Pour accompagner ce traitement et alterner les applications afin de réduire la quantité de cuivre, vous pourrez utiliser les extraits d’ail, de sauge, qui sont aussi des fongicides, utilisables contre la moniliose et autres maladies cryptogamiques. En biocontrôle, ce sont les levures Saccharomyces cerevisiae qui sont généralement employées.
À savoir : un sujet très atteint sera détruit, pour éviter la contamination à toutes les autres Rosacées des environs.
Pour en savoir plus, lisez notre fiche maladie sur la Moniliose de l'abricotier
Le chancre bactérien ou ECA
Cette maladie bactérienne (due à des Pseudomonas) se caractérise par des lésions brunes qui marquent la base des rameaux au printemps, des écoulements de gomme sont également visibles. Les feuilles peuvent se tacher de marques transparentes. L’arbre peut rapidement dépérir. En automne, à partir de la chute des feuilles, pulvérisez du cuivre durant 2 mois tous les 15 jours. Un badigeon de chaux sur le tronc est passé en hiver, suivi d’une pulvérisation de solution cuprique. Curez les lésions au printemps puis badigeonnez les plaies.
Autres maladies
L'oïdium sera traité tous les 10 jours au printemps avec de la décoction de prêle, du bicarbonate de soude, qui est également un antifongique (le soufre mouillable est également utilisé). Cette maladie cryptogamique est facile à reconnaître à cause du caractéristique dépôt blanchâtre et duveteux présent sur les feuilles, les rameaux et les fruits.
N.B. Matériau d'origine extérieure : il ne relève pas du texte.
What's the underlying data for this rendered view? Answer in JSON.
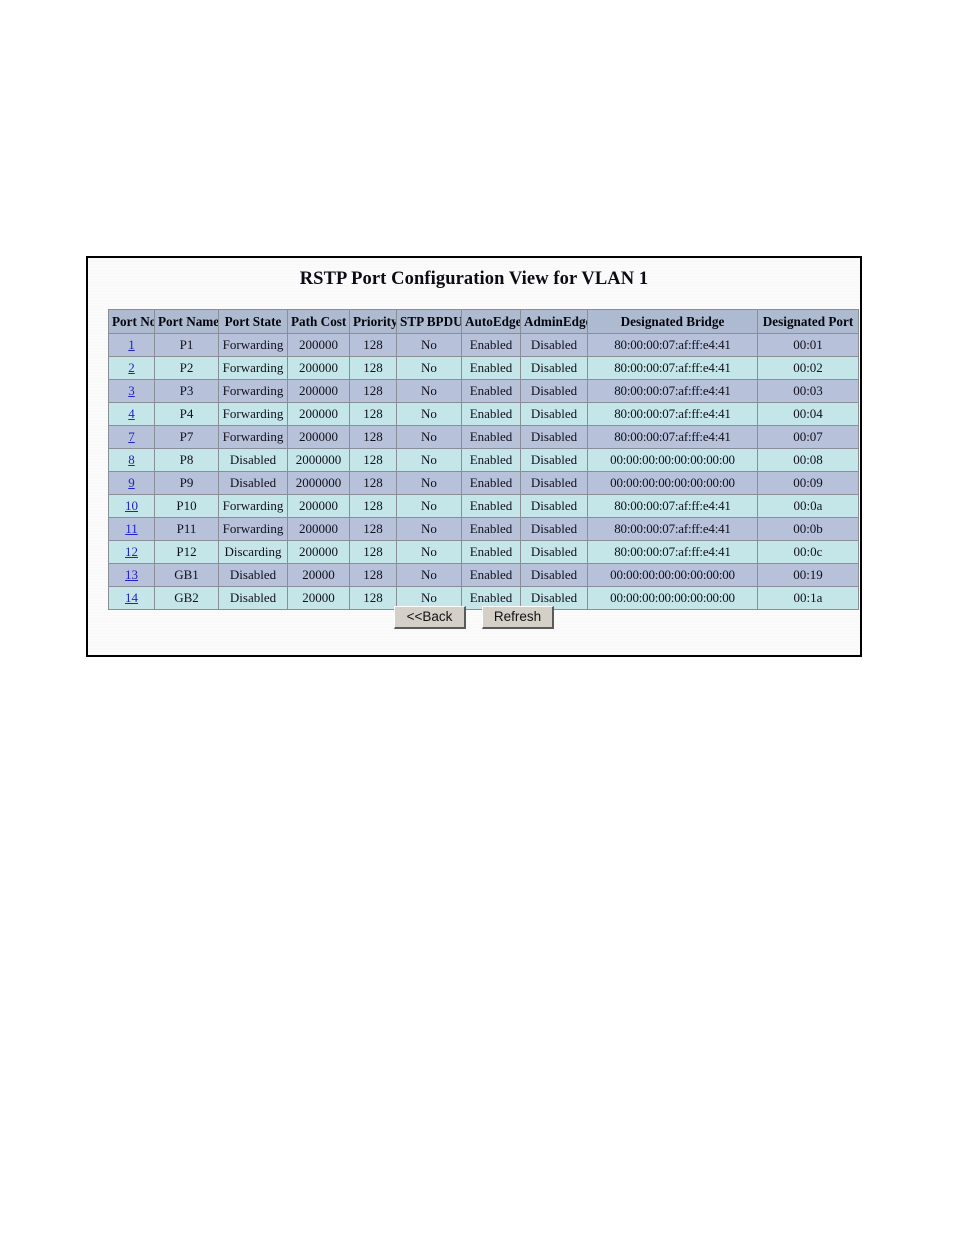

La tavelure : les décoctions de prêle renforcent les défenses immunitaires de l’arbre. Des applications de cuivre peuvent être faites juste avant la floraison.
Le coryneum : c’est sur les feuilles que l’on repère les traces de cette maladie cryptogamique appelée souvent “criblure”. Elles se tachent de marques rondes, brunes, ourlées d’un bord rouge. En cas d’attaque forte, les rameaux et les fruits sont également touchés. Une décoction de prêle sera appliquée en pulvérisations hebdomadaires dès que la végétation repart, puis au débourrement, vous appliquerez de la bouillie bordelaise.
La cloque : les feuilles, rouges et boursouflées, finissent par se dessécher. Vous pulvériserez du cuivre (bouillie bordelaise) sur tout le feuillage à l’automne, puis avant le débourrement. Renouveler encore l’application 3 fois durant le mois qui suit.
La verticilliose : due à un champignon, Verticillium dahliae, cette maladie se signale par un feuillage qui jaunit puis se flétrit et des rameaux brunis qui se dessèchent. Il est important de couper et détruire au plus tôt les organes atteints.
La sharka : maladie virale qui cause des lésions nécrotiques profondes dans les fruits. Elle est transmise par des parasites, notamment les pucerons. La lutte contre les pucerons est donc à privilégier pour limiter l’extension de cette maladie. Les abricotiers atteints doivent être arrachés.
Les parasites
Les pucerons provoquent une crispation des feuilles sous l’effet de leurs piqûres. Trop nombreux, ils prélèvent une quantité de sève importante dont l’absence peut nuire à l’arbre. De plus, ils sont vecteurs de maladies. Pour empêcher les colonies de s’étendre, employez les prédateurs de ces parasites : coccinelles, syrphes, chrysopes… Les engrais azotés sont à utiliser avec parcimonie. Des bandes de glu fixées sur le tronc limitent le nombre de fourmis qui viennent en aide aux pucerons et les transportent. Le purin d’ail est un bon répulsif contre les pucerons, le savon noir est également utilisé.
Les cochenilles : le blanchiment du tronc de l’abricotier est efficace pour détruire les formes hivernantes. À la fin du printemps, l’infusion d’origan sera un bon traitement.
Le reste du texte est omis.